The objectives of the present work consist in the fabrication of solar cells based on nanostructures made of the above-mentioned materials and in the understanding of the physical mechanisms that govern their properties. ZnO nanowires will be grown either by metal-organic chemical vapor deposition or by chemical bath deposition. The structural properties and the optical characteristics of the fabricated materials will be investigated using scanning and transmission electron microscopy, X-ray diffraction, ultra-violet and visible absorption and photoluminescence. Photovoltaic devices will be ultimately fabricated and tested under standard illumination conditions in order to obtain the basic cell properties (efficiency, fill factor, ...). In addition to the standard characterization methods mentioned here above, the technique of admittance spectroscopy will be developed in order to gain more details into the electrical properties of the solar cell. The purpose of this approach is to broaden the understanding of the microscopic mechanisms which take place at the various interfaces and which play a critical role on the photovoltaic properties of the fabricated solar cells. Ready-to-use representations of the material systems in terms of equivalent electrical circuits can be conveniently used in the process of performance optimization. They will also contribute to the interpretation of the experimental curves, which can be supported by numerical simulations of the solar cell structure.
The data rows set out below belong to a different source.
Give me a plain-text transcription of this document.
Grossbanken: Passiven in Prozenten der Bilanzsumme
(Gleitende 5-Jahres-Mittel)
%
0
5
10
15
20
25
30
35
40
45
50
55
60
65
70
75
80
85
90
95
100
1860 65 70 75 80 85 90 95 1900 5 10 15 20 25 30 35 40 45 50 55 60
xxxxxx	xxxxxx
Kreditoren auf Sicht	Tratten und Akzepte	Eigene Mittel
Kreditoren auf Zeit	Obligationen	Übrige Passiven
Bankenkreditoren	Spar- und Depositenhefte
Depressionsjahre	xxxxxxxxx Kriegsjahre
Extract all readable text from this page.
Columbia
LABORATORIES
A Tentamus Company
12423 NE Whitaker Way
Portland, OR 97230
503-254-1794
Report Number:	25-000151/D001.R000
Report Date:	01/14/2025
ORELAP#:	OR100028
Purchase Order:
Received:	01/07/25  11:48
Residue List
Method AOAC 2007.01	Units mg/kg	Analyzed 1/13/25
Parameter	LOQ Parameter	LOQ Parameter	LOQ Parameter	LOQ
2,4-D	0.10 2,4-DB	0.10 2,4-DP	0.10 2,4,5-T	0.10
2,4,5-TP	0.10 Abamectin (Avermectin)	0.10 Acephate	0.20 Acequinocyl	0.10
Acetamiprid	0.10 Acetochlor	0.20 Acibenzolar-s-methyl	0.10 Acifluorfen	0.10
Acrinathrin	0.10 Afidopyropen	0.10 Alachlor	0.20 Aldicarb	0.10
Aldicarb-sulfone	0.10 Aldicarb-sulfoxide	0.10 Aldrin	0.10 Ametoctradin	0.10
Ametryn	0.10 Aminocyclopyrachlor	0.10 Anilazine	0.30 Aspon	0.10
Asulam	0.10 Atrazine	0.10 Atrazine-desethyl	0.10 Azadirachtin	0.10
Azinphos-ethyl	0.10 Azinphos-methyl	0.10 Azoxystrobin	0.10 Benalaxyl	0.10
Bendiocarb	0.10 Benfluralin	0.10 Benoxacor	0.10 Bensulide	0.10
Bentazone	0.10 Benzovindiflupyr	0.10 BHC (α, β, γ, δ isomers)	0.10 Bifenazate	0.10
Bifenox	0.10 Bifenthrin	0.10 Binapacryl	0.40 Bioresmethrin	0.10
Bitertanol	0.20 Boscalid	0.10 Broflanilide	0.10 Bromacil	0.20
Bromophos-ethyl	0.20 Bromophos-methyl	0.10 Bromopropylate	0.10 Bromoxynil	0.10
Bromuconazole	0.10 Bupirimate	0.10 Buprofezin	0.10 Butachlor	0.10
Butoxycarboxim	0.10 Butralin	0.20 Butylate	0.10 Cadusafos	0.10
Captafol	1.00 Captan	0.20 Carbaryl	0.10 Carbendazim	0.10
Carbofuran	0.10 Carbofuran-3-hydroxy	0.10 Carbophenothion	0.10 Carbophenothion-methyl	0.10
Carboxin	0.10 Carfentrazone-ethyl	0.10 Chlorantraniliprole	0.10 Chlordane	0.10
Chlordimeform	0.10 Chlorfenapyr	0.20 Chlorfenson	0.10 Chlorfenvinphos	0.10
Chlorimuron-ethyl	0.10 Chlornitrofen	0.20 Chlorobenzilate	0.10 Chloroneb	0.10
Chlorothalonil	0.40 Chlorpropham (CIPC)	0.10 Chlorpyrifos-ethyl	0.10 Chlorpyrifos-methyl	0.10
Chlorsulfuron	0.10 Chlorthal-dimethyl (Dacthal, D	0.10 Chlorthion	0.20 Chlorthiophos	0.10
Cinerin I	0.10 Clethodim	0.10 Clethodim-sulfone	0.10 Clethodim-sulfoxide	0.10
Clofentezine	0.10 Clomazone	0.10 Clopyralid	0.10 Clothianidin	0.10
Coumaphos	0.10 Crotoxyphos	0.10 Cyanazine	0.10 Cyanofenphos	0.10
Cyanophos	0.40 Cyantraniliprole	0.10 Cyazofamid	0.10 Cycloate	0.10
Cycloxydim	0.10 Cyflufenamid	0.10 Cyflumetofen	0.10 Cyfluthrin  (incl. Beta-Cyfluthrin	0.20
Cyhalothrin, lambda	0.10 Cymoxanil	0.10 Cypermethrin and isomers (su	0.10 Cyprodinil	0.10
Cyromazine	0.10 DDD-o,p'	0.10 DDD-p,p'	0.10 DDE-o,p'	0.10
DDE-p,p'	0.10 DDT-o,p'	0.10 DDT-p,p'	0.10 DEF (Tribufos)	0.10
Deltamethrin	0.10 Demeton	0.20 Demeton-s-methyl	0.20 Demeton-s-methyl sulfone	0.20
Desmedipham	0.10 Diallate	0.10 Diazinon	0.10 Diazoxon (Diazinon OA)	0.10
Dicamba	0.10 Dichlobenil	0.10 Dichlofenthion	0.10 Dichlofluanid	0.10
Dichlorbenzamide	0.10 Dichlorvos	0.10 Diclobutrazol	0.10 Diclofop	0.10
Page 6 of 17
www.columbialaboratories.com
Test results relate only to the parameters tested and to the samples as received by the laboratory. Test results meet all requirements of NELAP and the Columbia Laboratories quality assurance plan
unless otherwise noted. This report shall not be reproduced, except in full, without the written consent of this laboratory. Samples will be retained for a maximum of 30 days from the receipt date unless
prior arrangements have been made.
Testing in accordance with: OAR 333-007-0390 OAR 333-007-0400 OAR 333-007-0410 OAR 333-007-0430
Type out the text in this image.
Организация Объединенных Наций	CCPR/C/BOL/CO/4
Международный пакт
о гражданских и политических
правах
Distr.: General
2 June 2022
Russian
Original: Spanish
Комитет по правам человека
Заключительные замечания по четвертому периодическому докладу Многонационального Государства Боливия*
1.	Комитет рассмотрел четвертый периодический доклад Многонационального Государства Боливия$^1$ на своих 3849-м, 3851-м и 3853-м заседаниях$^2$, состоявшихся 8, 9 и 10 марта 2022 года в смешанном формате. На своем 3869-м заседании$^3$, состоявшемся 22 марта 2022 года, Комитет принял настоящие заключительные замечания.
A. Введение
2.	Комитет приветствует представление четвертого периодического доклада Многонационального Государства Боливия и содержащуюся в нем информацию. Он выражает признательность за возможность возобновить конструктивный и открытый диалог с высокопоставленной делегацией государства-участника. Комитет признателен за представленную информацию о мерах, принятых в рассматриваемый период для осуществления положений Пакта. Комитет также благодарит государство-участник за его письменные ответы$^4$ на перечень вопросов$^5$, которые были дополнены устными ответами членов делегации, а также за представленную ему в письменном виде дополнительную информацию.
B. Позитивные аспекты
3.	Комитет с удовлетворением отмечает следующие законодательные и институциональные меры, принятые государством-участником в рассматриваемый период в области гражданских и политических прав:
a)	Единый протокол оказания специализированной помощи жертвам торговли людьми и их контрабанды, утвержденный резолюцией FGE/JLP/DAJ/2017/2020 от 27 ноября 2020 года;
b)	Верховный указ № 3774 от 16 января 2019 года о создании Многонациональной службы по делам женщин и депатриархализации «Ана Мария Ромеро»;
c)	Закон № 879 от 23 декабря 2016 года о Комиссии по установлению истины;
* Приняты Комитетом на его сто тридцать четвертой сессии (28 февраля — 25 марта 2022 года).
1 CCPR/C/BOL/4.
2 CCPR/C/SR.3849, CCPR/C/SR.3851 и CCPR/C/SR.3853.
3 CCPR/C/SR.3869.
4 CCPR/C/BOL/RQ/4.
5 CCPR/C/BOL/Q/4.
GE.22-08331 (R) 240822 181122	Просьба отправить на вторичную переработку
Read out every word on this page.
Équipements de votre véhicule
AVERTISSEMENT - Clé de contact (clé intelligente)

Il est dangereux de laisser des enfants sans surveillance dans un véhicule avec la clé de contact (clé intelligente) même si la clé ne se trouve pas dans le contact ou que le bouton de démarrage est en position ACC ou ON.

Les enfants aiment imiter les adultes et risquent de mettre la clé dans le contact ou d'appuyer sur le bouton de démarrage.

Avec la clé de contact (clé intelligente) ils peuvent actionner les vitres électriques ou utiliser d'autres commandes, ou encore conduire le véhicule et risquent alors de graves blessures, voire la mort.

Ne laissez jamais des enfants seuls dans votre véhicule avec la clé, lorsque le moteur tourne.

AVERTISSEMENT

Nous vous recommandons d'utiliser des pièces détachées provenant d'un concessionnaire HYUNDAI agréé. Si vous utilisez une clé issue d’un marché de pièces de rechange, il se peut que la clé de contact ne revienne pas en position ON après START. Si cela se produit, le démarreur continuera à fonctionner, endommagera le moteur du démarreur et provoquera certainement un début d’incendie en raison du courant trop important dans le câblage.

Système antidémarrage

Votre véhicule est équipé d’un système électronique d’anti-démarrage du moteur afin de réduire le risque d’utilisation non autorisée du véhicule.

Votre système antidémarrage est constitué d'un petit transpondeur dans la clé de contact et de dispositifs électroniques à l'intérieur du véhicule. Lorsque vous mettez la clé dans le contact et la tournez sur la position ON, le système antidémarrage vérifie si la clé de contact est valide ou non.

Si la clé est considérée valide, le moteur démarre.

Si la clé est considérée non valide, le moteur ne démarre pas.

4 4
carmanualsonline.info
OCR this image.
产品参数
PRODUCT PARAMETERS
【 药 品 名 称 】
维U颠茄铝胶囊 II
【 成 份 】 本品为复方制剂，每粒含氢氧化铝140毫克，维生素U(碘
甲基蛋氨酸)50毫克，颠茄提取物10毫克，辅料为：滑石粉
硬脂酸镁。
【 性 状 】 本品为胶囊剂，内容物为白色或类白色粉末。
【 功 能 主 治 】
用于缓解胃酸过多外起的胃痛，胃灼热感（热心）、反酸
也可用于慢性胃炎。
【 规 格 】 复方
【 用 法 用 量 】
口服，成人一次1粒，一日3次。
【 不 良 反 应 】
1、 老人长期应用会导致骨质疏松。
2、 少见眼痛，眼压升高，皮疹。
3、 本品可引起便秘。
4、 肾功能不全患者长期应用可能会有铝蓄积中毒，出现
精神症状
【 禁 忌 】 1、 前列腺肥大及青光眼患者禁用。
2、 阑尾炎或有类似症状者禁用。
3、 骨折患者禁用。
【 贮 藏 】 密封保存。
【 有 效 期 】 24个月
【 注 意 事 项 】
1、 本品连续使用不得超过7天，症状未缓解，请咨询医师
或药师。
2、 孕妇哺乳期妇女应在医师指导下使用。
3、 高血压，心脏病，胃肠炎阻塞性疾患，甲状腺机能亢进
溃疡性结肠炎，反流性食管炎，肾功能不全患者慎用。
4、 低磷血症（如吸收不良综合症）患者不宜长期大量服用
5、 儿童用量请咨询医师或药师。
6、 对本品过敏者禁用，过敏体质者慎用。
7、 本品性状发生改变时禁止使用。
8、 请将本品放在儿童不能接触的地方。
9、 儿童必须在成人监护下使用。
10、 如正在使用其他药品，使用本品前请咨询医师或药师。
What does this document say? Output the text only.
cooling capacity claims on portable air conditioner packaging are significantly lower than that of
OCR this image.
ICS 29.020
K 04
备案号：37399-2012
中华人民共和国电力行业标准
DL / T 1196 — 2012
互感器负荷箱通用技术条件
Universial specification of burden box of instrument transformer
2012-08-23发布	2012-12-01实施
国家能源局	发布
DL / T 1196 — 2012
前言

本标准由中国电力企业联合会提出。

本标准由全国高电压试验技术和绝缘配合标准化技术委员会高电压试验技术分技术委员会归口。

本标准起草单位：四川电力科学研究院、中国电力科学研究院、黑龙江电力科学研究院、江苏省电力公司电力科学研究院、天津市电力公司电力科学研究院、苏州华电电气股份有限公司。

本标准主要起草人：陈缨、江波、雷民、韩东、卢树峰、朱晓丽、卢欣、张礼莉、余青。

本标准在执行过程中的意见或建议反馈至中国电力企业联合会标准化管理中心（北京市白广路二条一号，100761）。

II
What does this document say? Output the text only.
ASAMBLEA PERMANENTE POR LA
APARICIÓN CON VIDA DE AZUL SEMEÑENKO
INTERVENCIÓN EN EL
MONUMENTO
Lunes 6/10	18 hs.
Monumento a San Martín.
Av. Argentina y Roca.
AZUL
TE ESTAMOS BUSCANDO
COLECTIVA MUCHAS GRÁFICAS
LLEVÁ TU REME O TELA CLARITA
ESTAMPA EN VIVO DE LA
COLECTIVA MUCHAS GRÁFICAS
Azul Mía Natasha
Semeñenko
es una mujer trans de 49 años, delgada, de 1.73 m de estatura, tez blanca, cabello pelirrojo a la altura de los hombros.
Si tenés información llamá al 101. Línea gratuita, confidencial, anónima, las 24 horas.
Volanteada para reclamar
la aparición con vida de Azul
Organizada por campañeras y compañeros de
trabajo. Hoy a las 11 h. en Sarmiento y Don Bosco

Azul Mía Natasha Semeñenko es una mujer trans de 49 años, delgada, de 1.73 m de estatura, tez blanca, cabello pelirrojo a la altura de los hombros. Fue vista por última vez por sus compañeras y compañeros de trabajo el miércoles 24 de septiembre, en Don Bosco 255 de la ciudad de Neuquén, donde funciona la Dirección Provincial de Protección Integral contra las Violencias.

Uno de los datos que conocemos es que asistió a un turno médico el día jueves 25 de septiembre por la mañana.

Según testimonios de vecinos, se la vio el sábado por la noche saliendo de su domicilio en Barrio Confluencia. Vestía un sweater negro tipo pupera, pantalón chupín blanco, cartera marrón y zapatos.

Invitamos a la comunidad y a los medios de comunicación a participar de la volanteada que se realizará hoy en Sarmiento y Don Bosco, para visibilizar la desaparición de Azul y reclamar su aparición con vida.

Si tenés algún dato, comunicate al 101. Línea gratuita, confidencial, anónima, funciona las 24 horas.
This PhD thesis will be performed within a close collaboration between the LMGP (Laboratoire des Matériaux et du Génie Physique) in Grenoble (Grenoble INP), France, and the Laboratory for solid-state physics, interfaces and nanostructures of the University of Liège (Department of Physics), Belgium. The growth and the structural and optical characterization will be performed in Grenoble while the electrical analysis by admittance spectroscopy will be carried out in Liège. Imec, the industrial partner, is a world-leading research center for nano-electronics located in Leuven, Belgium. It leverages its scientific knowledge with the innovative power of its global partnerships in information and communication technology, healthcare and energy.
Grenoble INP (France), Laboratoire des Matériaux et du Génie Physique (LMGP)
Fabrication of nano-structured materials such as TCO (F:SnO2, ZnO), ZnO nanowires and solar cells; physical and structural characterization.
University of Liège (Belgium), Department of Physics, Solid-State Physics, Interfaces and Nanostructures
Electrical characterization by admittance spectroscopy; opto-electrical and optical characterization; numerical simulation of semiconductor heterostructures.
Imec, Leuven (Belgium)
World-leading research center in nano-electronics providing industry-relevant technology solutions in ICT, healthcare and energy.